A ticket could go down to Rs 5,300 if an airline decides to recover its costs for social distancing and reduced utilisation. If an airline is fine with recovering just the cost of social distancing, ticket price could go down to an affordable Rs 3,900. Airlines can either charge a high fare to get passengers who can pay or they fill up seats with cheaper tickets--it’s a difficult choice.

Strong airlines can sustain a low average price. IndiGo, with $1.3 billion in cash reserves, is best placed to take on the challenge but if the ban on flying continues the airline will be under pressure, say experts.

Airlines can save on aviation fuel, which constitutes for 35-40 per cent of their costs.

Airlines are re-negotiating their lease rentals and some have decided not to pay till they resume flying. They are considering returning planes as they move to trim fleets. The second fixed cost under focus is the wage bill.
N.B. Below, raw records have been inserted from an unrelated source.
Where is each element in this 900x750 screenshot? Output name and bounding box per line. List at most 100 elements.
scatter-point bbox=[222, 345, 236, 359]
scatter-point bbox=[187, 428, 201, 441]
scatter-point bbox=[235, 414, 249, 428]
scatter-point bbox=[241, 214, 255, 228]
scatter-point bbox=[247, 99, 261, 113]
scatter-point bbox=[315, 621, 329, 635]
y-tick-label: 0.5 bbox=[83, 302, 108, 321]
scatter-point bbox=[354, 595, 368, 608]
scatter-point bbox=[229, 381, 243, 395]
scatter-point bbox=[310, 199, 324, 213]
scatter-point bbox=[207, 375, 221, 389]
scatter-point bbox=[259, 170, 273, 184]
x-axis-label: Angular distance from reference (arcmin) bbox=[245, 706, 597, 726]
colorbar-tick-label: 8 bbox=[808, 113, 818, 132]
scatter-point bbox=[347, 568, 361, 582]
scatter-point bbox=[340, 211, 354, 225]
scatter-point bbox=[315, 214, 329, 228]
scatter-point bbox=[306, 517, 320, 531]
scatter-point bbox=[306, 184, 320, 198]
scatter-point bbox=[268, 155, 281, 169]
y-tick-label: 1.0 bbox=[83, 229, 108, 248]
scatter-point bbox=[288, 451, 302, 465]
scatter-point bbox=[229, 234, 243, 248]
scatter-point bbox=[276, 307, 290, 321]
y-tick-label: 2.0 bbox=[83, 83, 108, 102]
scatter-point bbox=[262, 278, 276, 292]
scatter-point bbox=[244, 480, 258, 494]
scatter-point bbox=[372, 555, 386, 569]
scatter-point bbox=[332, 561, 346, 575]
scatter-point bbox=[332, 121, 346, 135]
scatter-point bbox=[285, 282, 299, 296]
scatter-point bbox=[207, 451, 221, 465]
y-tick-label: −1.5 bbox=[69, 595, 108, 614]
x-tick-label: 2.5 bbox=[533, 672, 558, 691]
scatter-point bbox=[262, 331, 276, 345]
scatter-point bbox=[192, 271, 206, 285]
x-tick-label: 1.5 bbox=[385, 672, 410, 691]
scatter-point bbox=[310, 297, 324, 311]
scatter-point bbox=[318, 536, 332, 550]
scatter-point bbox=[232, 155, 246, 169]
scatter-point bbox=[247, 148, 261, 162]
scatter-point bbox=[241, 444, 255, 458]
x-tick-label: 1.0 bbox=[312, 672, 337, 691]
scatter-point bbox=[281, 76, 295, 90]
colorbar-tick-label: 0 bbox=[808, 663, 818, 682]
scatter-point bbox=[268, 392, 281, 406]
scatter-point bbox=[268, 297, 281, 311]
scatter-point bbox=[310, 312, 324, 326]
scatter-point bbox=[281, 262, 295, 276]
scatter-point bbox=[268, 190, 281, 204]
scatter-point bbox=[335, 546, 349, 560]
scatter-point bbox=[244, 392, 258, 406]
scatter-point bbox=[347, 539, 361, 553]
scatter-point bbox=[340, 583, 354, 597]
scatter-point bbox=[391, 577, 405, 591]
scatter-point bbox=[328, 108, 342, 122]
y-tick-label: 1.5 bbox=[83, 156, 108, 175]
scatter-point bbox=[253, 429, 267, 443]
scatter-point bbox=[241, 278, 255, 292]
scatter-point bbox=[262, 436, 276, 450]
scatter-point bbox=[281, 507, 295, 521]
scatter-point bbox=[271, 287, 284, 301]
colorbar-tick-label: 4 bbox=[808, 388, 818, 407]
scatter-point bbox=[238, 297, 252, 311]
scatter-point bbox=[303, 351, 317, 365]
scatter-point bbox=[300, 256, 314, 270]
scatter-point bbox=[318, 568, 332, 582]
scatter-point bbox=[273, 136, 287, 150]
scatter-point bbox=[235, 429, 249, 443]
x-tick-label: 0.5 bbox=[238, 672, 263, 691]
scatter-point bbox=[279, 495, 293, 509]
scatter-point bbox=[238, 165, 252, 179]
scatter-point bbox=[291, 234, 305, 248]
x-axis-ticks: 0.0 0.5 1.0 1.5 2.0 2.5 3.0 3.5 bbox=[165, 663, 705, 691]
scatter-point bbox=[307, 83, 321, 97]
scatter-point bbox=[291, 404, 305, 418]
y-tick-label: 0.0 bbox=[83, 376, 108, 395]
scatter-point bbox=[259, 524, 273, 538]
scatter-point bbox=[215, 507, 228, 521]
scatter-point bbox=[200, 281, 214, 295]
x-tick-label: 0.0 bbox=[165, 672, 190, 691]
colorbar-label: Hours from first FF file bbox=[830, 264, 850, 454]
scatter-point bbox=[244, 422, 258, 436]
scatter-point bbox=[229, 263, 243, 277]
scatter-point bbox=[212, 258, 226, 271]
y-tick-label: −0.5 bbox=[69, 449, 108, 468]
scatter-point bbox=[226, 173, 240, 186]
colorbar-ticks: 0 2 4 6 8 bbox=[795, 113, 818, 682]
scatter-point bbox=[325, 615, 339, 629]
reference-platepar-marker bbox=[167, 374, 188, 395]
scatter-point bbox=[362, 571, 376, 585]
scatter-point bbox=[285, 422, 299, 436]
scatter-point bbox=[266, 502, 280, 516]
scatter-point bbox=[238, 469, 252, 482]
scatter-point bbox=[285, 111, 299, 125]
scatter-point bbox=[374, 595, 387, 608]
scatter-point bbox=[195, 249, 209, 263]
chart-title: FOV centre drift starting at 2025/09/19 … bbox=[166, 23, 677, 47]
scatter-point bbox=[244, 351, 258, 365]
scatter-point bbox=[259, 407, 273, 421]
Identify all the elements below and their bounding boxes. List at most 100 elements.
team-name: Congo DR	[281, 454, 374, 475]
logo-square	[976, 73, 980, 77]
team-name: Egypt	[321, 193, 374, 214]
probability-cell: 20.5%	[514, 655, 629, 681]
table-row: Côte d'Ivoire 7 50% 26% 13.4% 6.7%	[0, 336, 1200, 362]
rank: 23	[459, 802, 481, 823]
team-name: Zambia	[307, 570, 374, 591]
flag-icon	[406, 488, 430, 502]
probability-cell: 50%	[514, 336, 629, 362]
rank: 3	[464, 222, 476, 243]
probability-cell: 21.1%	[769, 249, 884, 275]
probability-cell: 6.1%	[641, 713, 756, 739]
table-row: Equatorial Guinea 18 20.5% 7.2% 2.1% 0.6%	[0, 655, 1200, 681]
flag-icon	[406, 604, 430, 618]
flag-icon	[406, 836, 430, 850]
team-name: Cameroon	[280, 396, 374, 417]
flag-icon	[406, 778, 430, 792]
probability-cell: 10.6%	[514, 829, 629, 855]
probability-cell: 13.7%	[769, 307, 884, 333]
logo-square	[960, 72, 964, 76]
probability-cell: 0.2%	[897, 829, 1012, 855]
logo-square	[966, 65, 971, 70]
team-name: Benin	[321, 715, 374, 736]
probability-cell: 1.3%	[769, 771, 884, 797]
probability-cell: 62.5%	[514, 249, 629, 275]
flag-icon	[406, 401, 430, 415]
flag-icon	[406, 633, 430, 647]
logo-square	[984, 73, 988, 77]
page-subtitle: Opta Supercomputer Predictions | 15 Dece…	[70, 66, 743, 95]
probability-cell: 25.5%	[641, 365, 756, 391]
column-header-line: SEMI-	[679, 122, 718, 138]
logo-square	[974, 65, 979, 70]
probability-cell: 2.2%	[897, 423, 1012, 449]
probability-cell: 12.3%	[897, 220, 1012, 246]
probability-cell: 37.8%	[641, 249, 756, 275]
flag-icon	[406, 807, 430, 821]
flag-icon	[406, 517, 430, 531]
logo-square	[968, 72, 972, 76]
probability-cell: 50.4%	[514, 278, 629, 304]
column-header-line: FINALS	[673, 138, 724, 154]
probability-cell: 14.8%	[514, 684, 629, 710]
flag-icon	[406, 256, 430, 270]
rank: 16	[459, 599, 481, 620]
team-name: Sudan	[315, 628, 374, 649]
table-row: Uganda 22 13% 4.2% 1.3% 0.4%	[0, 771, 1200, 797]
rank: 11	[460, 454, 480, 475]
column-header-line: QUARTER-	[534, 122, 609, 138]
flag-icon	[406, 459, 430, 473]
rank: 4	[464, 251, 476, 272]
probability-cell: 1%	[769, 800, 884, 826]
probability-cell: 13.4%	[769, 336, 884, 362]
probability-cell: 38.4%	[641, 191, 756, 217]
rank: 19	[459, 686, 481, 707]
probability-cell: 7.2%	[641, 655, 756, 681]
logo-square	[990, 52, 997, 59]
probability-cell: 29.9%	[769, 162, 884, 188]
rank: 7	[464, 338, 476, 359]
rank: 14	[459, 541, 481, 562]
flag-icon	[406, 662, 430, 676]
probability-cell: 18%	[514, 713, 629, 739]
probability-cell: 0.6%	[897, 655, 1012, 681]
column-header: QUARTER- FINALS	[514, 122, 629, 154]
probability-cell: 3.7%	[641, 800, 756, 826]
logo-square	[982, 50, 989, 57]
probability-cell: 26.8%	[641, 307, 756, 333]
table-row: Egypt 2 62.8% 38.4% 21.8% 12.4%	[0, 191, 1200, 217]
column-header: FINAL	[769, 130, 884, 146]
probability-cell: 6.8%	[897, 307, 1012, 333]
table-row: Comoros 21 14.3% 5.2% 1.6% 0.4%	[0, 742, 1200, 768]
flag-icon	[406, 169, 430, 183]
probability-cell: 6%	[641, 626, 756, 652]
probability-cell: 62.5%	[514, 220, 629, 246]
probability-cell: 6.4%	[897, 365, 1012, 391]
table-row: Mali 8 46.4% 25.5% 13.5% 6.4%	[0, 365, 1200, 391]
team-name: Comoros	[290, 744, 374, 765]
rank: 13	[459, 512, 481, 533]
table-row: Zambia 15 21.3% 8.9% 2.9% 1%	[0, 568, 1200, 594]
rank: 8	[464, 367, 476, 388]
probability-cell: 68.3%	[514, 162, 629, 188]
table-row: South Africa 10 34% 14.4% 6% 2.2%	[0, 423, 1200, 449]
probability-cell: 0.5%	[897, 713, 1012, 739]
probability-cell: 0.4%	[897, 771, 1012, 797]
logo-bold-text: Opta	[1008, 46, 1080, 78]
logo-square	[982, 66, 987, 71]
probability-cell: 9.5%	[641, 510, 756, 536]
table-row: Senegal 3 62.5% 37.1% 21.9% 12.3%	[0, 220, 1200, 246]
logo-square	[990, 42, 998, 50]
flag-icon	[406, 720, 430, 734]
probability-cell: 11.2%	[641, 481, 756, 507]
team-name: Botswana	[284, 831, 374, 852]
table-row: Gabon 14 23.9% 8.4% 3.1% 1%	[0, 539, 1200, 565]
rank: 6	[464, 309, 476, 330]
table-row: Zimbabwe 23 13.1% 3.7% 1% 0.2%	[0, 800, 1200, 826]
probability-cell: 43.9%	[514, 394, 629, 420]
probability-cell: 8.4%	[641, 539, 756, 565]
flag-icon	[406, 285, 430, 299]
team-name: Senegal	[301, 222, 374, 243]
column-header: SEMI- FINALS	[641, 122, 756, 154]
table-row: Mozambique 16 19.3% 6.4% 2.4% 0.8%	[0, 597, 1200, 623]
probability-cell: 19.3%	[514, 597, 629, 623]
GoAir has announced it will only part pay and defer salaries of most of its staff. SpiceJet said will pay part salaries to over 92 per cent of its employees in April. Indigo said it was reinstating pay cuts of up to 25 per cent for its senior employees, but then clarified it would take a decision on restoring original salary "closer to the end of this financial year".

Some airlines are considering shelving their turbo prop small jets, as social distancing norms would require a maximum PLF of 42 per cent. Grounding the jets would hurt regional air connectivity and UDAN, the government’s ambitious programme to connect India’s small places.

Airlines have pressed the government to help them by waiving off taxes, bring aviation fuel under GST, and subsidise wages. The US has given more than $70 billion as relief to its airlines they but that’s unlikely to happen in Indian.

The government is burdened with Air India, the national carrier whose strategic sale is becoming difficult to achieve. The deadline for submitting bid documents has been extended to June 30 and it may again be pushed further, perhaps to the end of the year. Air India will need a fresh cash infusion of at least $1.5 billion to be kept afloat, say analysts.

With the industry in turmoil, airlines would rather organise their affairs than make fresh ventures. Surely, it is going to be a tough world for aviation.